Breaking Bad: “Dead Freight”

After last week’s sidestep into domestic drama, it’s back to the caper-riffic side of Breaking Bad, as the gang figures out that with Fring’s warehouse rigged with GPS trackers, the best way to get their base chemicals is to… rob a train. It sounds almost absurd, even to Walt at first, but the scheme unfolds into one of the most exciting episodes so far.

 

After last week’s sidestep into domestic drama, it’s back to the caper-riffic side of Breaking Bad, as the gang figures out that with Fring’s warehouse rigged with GPS trackers, the best way to get their base chemicals is to… rob a train. It sounds almost absurd, even to Walt at first, but the scheme unfolds into one of the most exciting episodes so far.

Walt has basically jettisoned his humanity, but Jesse, still torn up over killing Gail, wants to pull off their schemes without bloodshed — either from Lydia, who’s turning out to be less and less of a harmless player in the Fring empire with each episode, or from any innocent bystanders. It strains believability a bit that the cold-blooded Mike (and Walt) would go along with Jesse’s humanitarian plan, but they do, and, well…

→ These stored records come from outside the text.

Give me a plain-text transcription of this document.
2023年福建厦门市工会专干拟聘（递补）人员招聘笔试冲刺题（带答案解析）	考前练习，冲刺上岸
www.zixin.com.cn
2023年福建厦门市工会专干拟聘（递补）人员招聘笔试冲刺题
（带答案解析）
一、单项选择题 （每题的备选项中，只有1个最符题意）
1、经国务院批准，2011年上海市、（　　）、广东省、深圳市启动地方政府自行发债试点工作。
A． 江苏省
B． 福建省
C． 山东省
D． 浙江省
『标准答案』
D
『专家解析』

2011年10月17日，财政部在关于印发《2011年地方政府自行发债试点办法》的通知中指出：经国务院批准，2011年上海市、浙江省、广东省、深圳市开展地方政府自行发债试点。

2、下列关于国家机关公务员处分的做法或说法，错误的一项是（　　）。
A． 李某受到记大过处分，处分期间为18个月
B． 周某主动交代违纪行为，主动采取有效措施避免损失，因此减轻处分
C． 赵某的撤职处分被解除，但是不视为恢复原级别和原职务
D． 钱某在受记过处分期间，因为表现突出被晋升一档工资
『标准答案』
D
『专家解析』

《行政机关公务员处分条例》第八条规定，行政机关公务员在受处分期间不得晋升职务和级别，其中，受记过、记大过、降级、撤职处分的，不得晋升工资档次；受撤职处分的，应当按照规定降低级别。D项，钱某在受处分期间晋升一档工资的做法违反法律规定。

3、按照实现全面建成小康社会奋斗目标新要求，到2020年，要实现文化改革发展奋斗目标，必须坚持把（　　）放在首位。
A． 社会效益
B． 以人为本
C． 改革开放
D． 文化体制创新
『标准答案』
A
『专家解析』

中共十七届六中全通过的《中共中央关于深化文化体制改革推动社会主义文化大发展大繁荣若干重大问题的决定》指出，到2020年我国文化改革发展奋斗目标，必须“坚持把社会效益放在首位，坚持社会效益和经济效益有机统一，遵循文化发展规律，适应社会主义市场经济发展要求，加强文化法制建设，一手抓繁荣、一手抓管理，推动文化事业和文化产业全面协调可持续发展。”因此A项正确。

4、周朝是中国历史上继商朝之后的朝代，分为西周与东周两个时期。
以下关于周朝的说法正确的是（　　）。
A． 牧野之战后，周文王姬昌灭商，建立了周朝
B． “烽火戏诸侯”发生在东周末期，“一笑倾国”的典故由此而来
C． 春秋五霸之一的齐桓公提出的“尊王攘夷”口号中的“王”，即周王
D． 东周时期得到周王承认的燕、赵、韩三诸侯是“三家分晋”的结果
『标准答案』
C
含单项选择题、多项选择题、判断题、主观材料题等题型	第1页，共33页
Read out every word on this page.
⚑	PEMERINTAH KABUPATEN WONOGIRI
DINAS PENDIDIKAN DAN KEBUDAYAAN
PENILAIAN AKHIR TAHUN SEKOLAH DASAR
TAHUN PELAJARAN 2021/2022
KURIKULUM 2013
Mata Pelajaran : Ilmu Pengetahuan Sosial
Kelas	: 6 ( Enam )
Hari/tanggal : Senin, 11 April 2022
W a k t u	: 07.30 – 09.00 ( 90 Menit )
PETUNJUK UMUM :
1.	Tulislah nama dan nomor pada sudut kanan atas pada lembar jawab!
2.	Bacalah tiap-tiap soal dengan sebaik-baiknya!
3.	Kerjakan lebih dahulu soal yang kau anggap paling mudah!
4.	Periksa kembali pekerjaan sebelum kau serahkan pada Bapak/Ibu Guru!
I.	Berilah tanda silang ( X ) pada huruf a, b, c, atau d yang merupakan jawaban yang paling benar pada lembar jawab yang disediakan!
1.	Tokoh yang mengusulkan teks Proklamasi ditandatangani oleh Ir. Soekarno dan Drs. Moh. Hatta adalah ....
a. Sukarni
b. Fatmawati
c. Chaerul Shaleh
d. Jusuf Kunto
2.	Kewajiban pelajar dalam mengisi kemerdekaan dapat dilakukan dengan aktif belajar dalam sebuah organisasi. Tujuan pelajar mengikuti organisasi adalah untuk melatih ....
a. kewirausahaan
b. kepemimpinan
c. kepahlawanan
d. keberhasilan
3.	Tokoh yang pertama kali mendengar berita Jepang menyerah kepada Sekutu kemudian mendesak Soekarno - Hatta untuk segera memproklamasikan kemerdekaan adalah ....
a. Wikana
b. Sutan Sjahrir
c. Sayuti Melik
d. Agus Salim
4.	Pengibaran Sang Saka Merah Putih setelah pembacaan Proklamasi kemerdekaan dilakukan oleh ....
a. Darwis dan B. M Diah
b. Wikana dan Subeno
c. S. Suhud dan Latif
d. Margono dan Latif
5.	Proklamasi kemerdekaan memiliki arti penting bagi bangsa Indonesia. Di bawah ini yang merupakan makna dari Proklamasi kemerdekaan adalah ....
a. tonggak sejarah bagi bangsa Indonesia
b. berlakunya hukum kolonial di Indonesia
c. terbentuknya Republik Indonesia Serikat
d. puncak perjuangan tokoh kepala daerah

The heist itself is a filmmaking (TV-making?) tour de force, with heart-pumping suspense and D.W. Griffith-worthy cross-cutting. And unlike with your average action flick, you don’t know if they’ll pull it off, because it’s Breaking Bad. In the end they do, but with a typically nasty twist.

My wife, a devoted Friday Night Lights fan, noticed that seemingly minor BB character Todd (one of the exterminator/B&E crew from a few episodes back) was played by Friday Night Lights’ Jesse Plemons, and immediately pegged him as a key role in this season. On this episode he started off seemingly just as an extra pair of hands for the heist (with Walt helpfully jogging his, and our, memory with a “What’s your name again?”), but turned out in the final seconds to be quite important indeed, in a bad way. Leave it to Breaking Bad to end an upbeat episode on the darkest of notes.

 

Best lines:

–       Mike, as he feeds Lydia her lines to give to Hank over the phone: “I’m expecting precision here.”

–       Skyler, looking desperately fabulous with her cigarette, spits at Walt as he heads out the door: “Out burying bodies?” Walt, still trying to impress her in spite of himself: “Robbing a train.”

 

Random thoughts:

–       Was Walt’s breakdown in Hank’s office simply a trick, to make the emotion-averse Hank go out for a coffee so Walt could bug the place up? Or was it also a handy excuse for Walt to have a real emotional moment? Those were actual tears he was wiping up, and he was talking about some real stuff.

–       It’s a Breaking Bad standby, but I love the fact that Jesse still calls Walt “Mr. White.”